Коля, Николай Николаевич Матвеев – мой главный редактор. Кажется, я скверный ходатай не только по чужим, но и по своим делам.
– С какой стороны посмотреть, Виктор Сергеич, – сказал я. – Случалось, я поступал с пользой для себя – и это не приносило мне радости; поступал опрометчиво – и испытывал удовлетворение. Кто знает, может быть, самое интересное и единственно разумное, что мы делаем в своей жизни, – это глупости. Извините, я мокрый как мышь, переоденусь.
Дрожа от слабости, я стянул сырую рубашку и надел свежую. Тут в коридоре послышались шаги, и в каюту вошли Чернышёв и Лыков.
– Накурено, – Лыков осуждающе посмотрел на Корсакова. – Тут и здоровому дышать нечем.
– Виноват! – спохватился Корсаков, гася сигарету. Чернышёв потянул носом.
– Коньяк, – определил он. – Нехорошо, Виктор Сергеич, как же так, ай-ай-ай. Что люди подумают?
– Вас волнует общественное мнение? – насмешливо спросил Корсаков.
– Вы даже себе не представляете, как волнует, – доверительно ответил Чернышёв. – Особенно мнение руководства. Узнает, что мой зам коньяком балуется, по головке не погладит, за такое на вид можно схлопотать, а то и выговор с занесением. У меня их и так… не помнишь сколько, Антоныч?
– Сто шестнадцать, – бесстрастно сказал Лыков.
– Вот видите! Уж никак не ожидал, что вы меня подведёте, – Чернышёв тревожно посмотрел на Корсакова. – Закусили хоть?
– Прошу вас зайти ко мне, Алексей Архипович, – сдерживаясь, сказал Корсаков.
– С удовольствием! – воскликнул Чернышёв. – А то здесь накурено, как в шашлычной.
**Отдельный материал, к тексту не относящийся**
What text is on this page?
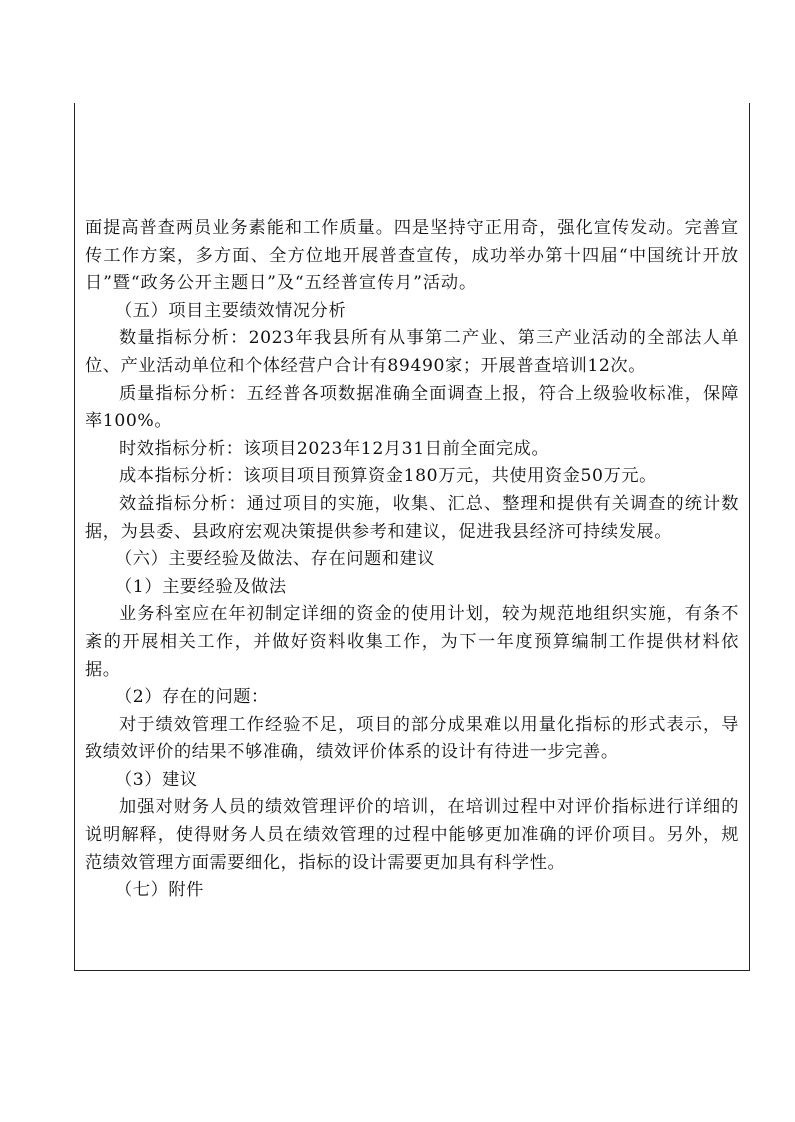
面提高普查两员业务素能和工作质量。四是坚持守正用奇，强化宣传发动。完善宣传工作方案，多方面、全方位地开展普查宣传，成功举办第十四届“中国统计开放日”暨“政务公开主题日”及“五经普宣传月”活动。

（五）项目主要绩效情况分析

数量指标分析：2023年我县所有从事第二产业、第三产业活动的全部法人单位、产业活动单位和个体经营户合计有89490家；开展普查培训12次。

质量指标分析：五经普各项数据准确全面调查上报，符合上级验收标准，保障率100%。

时效指标分析：该项目2023年12月31日前全面完成。

成本指标分析：该项目项目预算资金180万元，共使用资金50万元。

效益指标分析：通过项目的实施，收集、汇总、整理和提供有关调查的统计数据，为县委、县政府宏观决策提供参考和建议，促进我县经济可持续发展。

（六）主要经验及做法、存在问题和建议

（1）主要经验及做法

业务科室应在年初制定详细的资金的使用计划，较为规范地组织实施，有条不紊的开展相关工作，并做好资料收集工作，为下一年度预算编制工作提供材料依据。

（2）存在的问题：

对于绩效管理工作经验不足，项目的部分成果难以用量化指标的形式表示，导致绩效评价的结果不够准确，绩效评价体系的设计有待进一步完善。

（3）建议

加强对财务人员的绩效管理评价的培训，在培训过程中对评价指标进行详细的说明解释，使得财务人员在绩效管理的过程中能够更加准确的评价项目。另外，规范绩效管理方面需要细化，指标的设计需要更加具有科学性。

（七）附件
Антоныч, Виктор Сергеич на чай приглашает, зови всех, пока он не передумал.
– В наших общих интересах встретиться наедине, – с намёком сказал Корсаков.
– Ребята могут подумать, что у нас тайны мадридского двора, – возразил Чернышёв. – Собирайся, Паша, в салоне и кубатура побольше, и не так сыро. Вы не против, Виктор Сергеич, коечника на диван пустить? А Никита здесь переночует.
– Пожалуйста, – без всякого энтузиазма согласился Корсаков.
– Вот и отлично. – Преодолев моё слабое сопротивление, Чернышёв стащил меня с койки и заботливо укутал одеялом. – Портфель, чемодан… чего ещё брать, Паша? – Он распахнул дверь. – Расступись, парод, пугало идёт!
Рая, которая шла навстречу, прыснула.
– Не узнала, богатым будете, Павел Георгич! Похудели…
– Брысь, босоногая! – рыкнул Чернышёв, подталкивая меня вверх по трапу и вводя в салон. – Никита, задрай иллюминаторы, подушку, одеяло на диван!
Я с наслаждением улёгся на мягкий диван. После нашей каюты, переоборудованной из трюмного помещения, салон, казалось, утопал в восточной роскоши: кресла в полотняных чехлах, скатерть на столе, полированный сервант с холодильником, на иллюминаторах белые занавески… Живут же люди!
Ерофеева и Кудрейко пришлось извлекать из лаборатории, Ванчурина тоже оторвали от работы, и они не скрывали недовольства.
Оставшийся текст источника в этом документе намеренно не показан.